Ten 500. gol okazał się niezwykle cenny. Barcelona awansowała na pozycję lidera tabeli Primera Division. Ma tyle samo punktów co jej odwieczny rywal, ale lepszy bilans bezpośrednich spotkań (w grudniu na Camp Nou było 1:1), dzięki czemu jest sklasyfikowana wyżej. "Królewscy" mają jednak do rozegrania zaległe wyjazdowe spotkanie z Celtą Vigo.

Wciąż wszystko zależy od nas. Trzeba zachować spokój. Dziś pokonała nas Barcelona, ale przed nami jeszcze sześć meczów w lidze - powiedział obrońca gospodarzy Daniel Carvajal.

Messi jest rekordzistą pod względem liczby bramek w El Clasico. W niedzielę strzelił Realowi 22. i 23. gola. Argentyńczyk prowadzi też w klasyfikacji strzelców tego sezonu ekstraklasy: ma na koncie 31 goli, a wicelider zestawienia - jego kolega z drużyny, Urugwajczyk Luis Suarez - trafił do siatki 24 razy.

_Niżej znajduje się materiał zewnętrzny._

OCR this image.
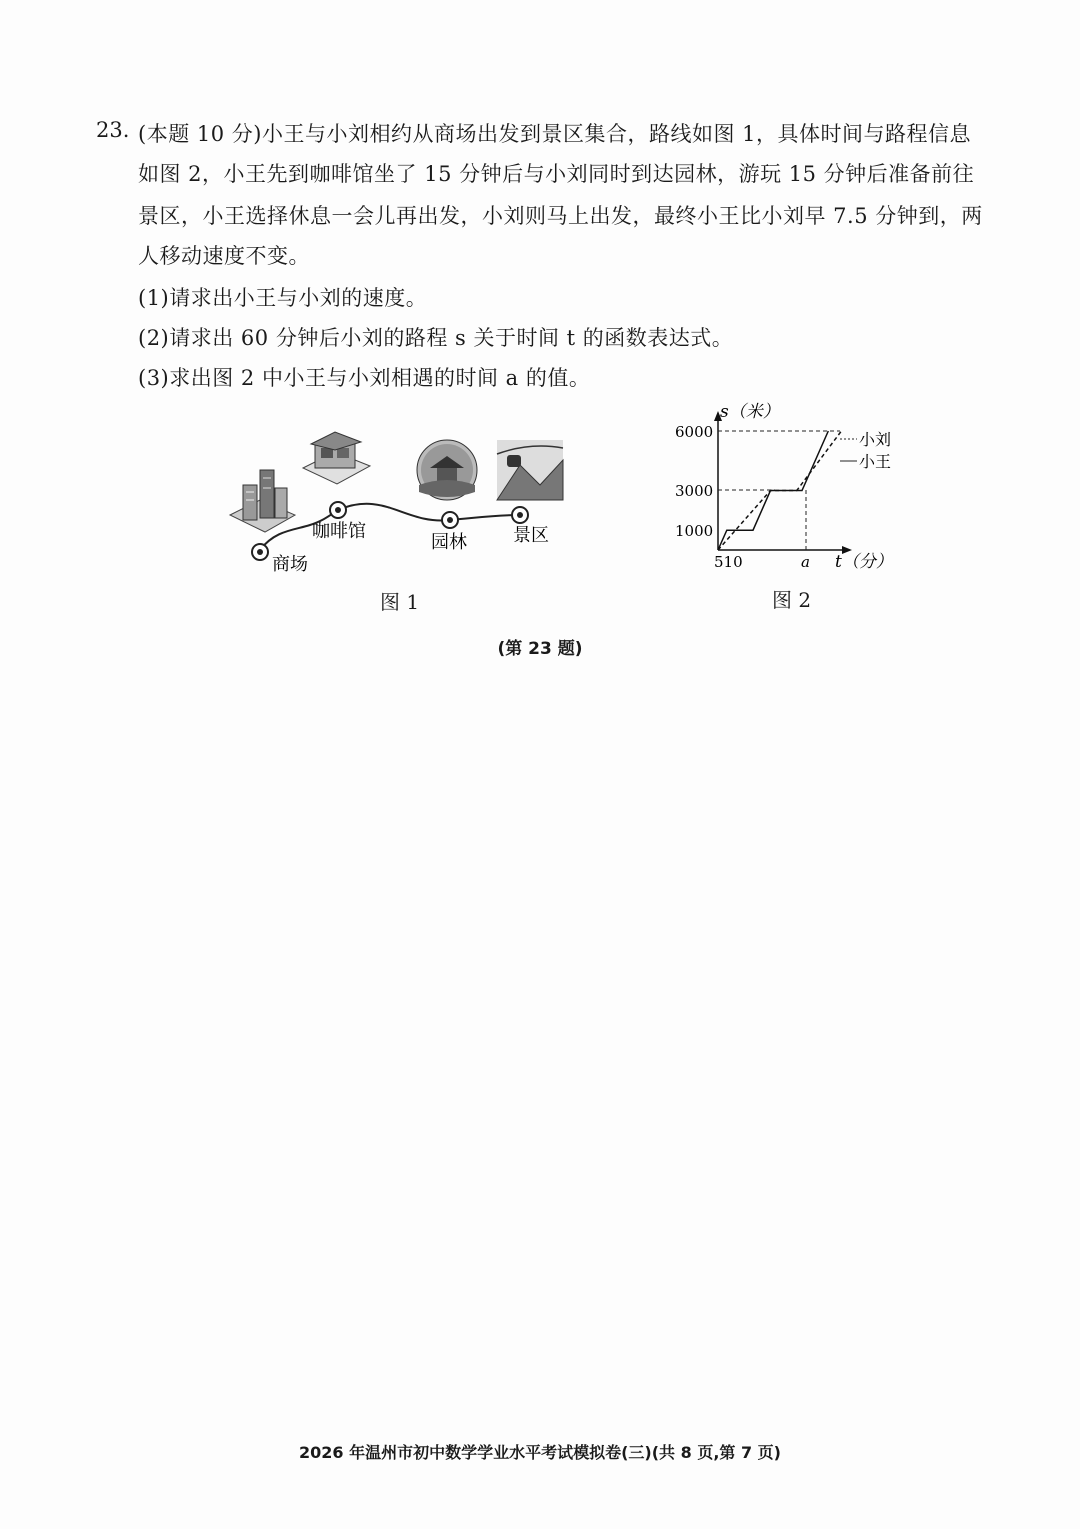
23. (本题 10 分)小王与小刘相约从商场出发到景区集合，路线如图 1，具体时间与路程信息
如图 2，小王先到咖啡馆坐了 15 分钟后与小刘同时到达园林，游玩 15 分钟后准备前往
景区，小王选择休息一会儿再出发，小刘则马上出发，最终小王比小刘早 7.5 分钟到，两
人移动速度不变。
(1)请求出小王与小刘的速度。
(2)请求出 60 分钟后小刘的路程 s 关于时间 t 的函数表达式。
(3)求出图 2 中小王与小刘相遇的时间 a 的值。
商场
咖啡馆
园林	景区
图 1
s（米）
t（分）
6000
3000
1000
510	a
小刘
小王
图 2
(第 23 题)
2026 年温州市初中数学学业水平考试模拟卷(三)(共 8 页,第 7 页)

Było to 69. zwycięstwo Katalończyków nad Realem w historii ligowych potyczek. Ekipa z Madrytu wygrała z Barceloną 72 spotkania, a 33 razy padł remis. Licząc wszystkie rozgrywki, Barcelona triumfowała po raz 92. (według niektórych źródeł" 91.), a Real odniósł 93 zwycięstwa.